On ViewAlmine Rech
May 2–June 10, 2023
We have the pleasure of experiencing new work by Andrea Marie Breiling at Almine Rech’s uptown New York location in their two main galleries. There are four paintings in each room: the main gallery, back gallery, and connecting hallway. Their cinematic and stage-like scale is entirely made with spray paint applied with swooping gestures, like the swallow’s flight path as the exhibition’s title, Swallowtail, suggests. The larger-than-life repeated, curvilinear lines are evocative of the movement of a living creature and swift navigator of the skies. We can hear a swish, a swoop, a zoom among the cross-hatchings and visual sound vibrations interspersed with silence, evasion and collision, and moments of bright light and darkness. Does this scale connect us to an intimate and magnified moment, such as the wings of a butterfly, close-up, or does it give us the sensation of being as small as a butterfly moving about the monstrosity of nature?

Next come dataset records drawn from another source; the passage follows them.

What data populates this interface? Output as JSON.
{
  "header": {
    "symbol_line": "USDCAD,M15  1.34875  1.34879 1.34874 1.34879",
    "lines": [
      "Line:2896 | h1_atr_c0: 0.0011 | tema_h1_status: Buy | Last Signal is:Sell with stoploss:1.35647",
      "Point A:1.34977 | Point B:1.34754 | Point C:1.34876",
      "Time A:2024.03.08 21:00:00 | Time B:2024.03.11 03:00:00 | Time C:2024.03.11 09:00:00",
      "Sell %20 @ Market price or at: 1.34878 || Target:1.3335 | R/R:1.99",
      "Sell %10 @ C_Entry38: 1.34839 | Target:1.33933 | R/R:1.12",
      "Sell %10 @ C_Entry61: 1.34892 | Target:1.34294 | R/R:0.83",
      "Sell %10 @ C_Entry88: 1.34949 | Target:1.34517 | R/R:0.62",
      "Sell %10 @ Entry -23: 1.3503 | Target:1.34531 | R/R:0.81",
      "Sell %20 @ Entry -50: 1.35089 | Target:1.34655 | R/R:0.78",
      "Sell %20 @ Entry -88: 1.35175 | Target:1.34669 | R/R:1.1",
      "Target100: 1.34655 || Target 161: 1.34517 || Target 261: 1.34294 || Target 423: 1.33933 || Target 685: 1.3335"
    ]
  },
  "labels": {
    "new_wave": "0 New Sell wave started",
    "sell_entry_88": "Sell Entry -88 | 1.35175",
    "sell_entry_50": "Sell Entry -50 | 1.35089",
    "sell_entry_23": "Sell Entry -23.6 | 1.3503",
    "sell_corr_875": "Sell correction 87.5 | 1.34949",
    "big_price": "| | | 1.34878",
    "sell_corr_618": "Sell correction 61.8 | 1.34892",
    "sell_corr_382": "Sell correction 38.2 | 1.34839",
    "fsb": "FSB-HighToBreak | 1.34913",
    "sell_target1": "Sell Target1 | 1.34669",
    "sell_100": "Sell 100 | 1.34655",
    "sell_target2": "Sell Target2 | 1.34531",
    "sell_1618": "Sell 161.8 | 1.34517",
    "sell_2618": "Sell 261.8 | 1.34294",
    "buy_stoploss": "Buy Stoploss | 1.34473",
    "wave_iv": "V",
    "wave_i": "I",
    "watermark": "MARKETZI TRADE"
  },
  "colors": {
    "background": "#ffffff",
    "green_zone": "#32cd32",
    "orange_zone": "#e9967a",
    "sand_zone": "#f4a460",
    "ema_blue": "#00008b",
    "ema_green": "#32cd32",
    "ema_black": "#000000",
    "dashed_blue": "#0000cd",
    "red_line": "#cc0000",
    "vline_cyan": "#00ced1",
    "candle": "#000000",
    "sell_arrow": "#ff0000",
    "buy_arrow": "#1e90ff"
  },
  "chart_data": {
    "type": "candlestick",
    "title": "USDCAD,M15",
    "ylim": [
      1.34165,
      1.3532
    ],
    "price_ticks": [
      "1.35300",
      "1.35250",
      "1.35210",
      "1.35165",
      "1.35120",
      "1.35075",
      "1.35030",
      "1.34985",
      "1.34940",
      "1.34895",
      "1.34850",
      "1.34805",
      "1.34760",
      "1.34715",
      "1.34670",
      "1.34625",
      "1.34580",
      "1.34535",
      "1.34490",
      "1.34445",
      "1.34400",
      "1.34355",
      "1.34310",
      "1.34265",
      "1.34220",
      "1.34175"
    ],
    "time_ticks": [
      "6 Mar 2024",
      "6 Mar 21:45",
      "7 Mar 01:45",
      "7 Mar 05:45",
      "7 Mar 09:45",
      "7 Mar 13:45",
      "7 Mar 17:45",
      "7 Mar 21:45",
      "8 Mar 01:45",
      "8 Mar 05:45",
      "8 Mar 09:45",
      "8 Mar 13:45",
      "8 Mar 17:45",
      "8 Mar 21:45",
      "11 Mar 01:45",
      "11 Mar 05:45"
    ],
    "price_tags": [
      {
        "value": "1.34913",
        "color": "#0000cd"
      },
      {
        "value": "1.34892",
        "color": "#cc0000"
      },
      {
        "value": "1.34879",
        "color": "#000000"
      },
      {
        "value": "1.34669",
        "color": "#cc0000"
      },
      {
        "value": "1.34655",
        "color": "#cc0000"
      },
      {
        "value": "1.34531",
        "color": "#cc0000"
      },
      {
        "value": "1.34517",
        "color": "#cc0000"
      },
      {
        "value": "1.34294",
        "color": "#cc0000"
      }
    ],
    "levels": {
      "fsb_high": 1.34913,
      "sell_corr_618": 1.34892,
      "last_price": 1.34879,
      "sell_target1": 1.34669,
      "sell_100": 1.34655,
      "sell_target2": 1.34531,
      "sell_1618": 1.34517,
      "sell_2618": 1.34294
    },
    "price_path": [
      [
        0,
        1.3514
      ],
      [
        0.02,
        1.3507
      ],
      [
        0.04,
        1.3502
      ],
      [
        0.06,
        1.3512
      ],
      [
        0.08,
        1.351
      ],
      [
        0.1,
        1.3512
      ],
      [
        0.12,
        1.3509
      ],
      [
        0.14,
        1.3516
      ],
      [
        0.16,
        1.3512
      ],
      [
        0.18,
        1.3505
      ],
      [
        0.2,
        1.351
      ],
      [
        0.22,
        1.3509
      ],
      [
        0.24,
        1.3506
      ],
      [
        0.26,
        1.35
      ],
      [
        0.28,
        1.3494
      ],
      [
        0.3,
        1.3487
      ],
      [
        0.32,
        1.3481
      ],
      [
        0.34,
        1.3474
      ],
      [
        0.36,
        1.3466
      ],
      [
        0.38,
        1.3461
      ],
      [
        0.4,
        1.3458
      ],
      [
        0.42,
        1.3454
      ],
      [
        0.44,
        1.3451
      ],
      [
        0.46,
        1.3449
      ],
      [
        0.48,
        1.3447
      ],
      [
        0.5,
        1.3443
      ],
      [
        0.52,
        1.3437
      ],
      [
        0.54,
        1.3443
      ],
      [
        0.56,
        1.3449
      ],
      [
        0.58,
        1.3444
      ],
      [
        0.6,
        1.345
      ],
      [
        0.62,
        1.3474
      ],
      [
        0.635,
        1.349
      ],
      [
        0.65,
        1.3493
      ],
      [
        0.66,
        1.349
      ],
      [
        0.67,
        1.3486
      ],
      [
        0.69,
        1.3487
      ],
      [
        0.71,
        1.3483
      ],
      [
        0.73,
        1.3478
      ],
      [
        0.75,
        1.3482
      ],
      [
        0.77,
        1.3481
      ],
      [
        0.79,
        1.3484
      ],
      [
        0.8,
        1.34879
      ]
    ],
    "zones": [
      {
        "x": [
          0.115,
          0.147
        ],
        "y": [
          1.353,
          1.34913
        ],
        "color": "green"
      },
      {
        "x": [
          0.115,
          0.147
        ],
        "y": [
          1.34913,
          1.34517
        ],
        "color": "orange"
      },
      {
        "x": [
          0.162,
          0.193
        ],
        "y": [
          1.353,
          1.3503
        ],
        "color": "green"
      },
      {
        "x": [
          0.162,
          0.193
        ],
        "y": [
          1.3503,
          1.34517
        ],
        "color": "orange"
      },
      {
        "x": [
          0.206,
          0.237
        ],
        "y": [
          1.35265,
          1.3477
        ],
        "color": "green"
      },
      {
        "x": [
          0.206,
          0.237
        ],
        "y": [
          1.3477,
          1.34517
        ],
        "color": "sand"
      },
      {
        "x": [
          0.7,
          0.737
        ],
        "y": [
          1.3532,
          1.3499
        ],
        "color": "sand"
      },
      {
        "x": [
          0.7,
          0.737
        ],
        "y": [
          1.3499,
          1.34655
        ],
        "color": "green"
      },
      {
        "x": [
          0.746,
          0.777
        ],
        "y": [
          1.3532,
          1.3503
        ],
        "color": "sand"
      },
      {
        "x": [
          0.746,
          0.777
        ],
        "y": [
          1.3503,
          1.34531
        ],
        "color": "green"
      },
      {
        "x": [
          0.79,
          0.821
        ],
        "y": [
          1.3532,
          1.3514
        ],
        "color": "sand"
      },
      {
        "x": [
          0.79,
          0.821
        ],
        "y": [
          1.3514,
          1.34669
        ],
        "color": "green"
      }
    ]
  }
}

Another curious element is that each painting is made with spray paint. Though we can experience some texture coming up from the ground on the support and brushstrokes coated in a layer of shiny enamels, most of the spray areas are smooth, light, and airy, as is the character of aerosol paints. Though we would generally associate this medium in recent decades with bespoke graphic and fantasy images painted on metallic vehicles (automobiles, motorcycles, bicycles), Breiling’s paintings are far from this sense of machinery and somehow closer to nature. Likewise, spray paint evokes a dialogue with a large outdoor public, as the imagery and lettering of graffiti is used with impulse, speed and ease on the chaos of urban walls, sidewalks, buildings, and signs. It can be understood as a sense of the joy or freedom of transient expression or frustration that interacts both with the world and the elements. We still experience the shiny enamel of the material, yet these paintings feel calm, slow, and sensitive in their touch. The curved lines sit layered on air droplets of paint, at times thick and dense, like in Saoirse Bell (2023), and other times a gradation of pointillist dots so infinitesimal, we liken it to light particles dispensed through smoke as in Swallowtail (2023). The curve’s build up is visible and transparent akin to superimposed images in experimental photography. We can also recall Hedda Sterne’s paintings from the 1950s, where she experimented with this new medium on canvas once it was readily available for common use in hardware stores that same decade. She likened the speed of the material to the speed of abstracted highway landscapes.
Though the curvilinear lines converge and collide from multiple angles, Side by Side (2023) suggests a duality of image. We see the black fusion at the center act as a divider to the near symmetry on its sides flanked by ice blue and dark violet lines rippling in and out from the center. Each edge of the sprayed curve starts thick on one side and then diminishes its density slowly, its opposite side disappearing and transforming into the effervescence of freshly poured champagne. The abstract atmospheres envisioned by Breiling are cosmic in nature, perhaps nocturnal, and their pictorial unity envelops us in a meditation from brightness to darkness. The fluorescent, glow-in-the-dark green of Pipevine (2023) evokes the bright butts of fireflies as much as the glow sticks of ravers waving in the darkness of the places they dance in and where they feel the most uninhibited.
Breiling’s language has brought us closer to being immersed in something larger than our physical selves such as a sound environment, or the immenseness of nature if we imagine ourselves to be a butterfly in flight, or urban rhythms that when weaved together stop and stand still, making its chaos suddenly organized and meditative. We’re surprised by the simplicity of the chosen material, only spray paint, and its capacity to transcend into painterly abstraction through the artist as a vehicle, shedding its transitory adolescence, and freeing it from its graphic past.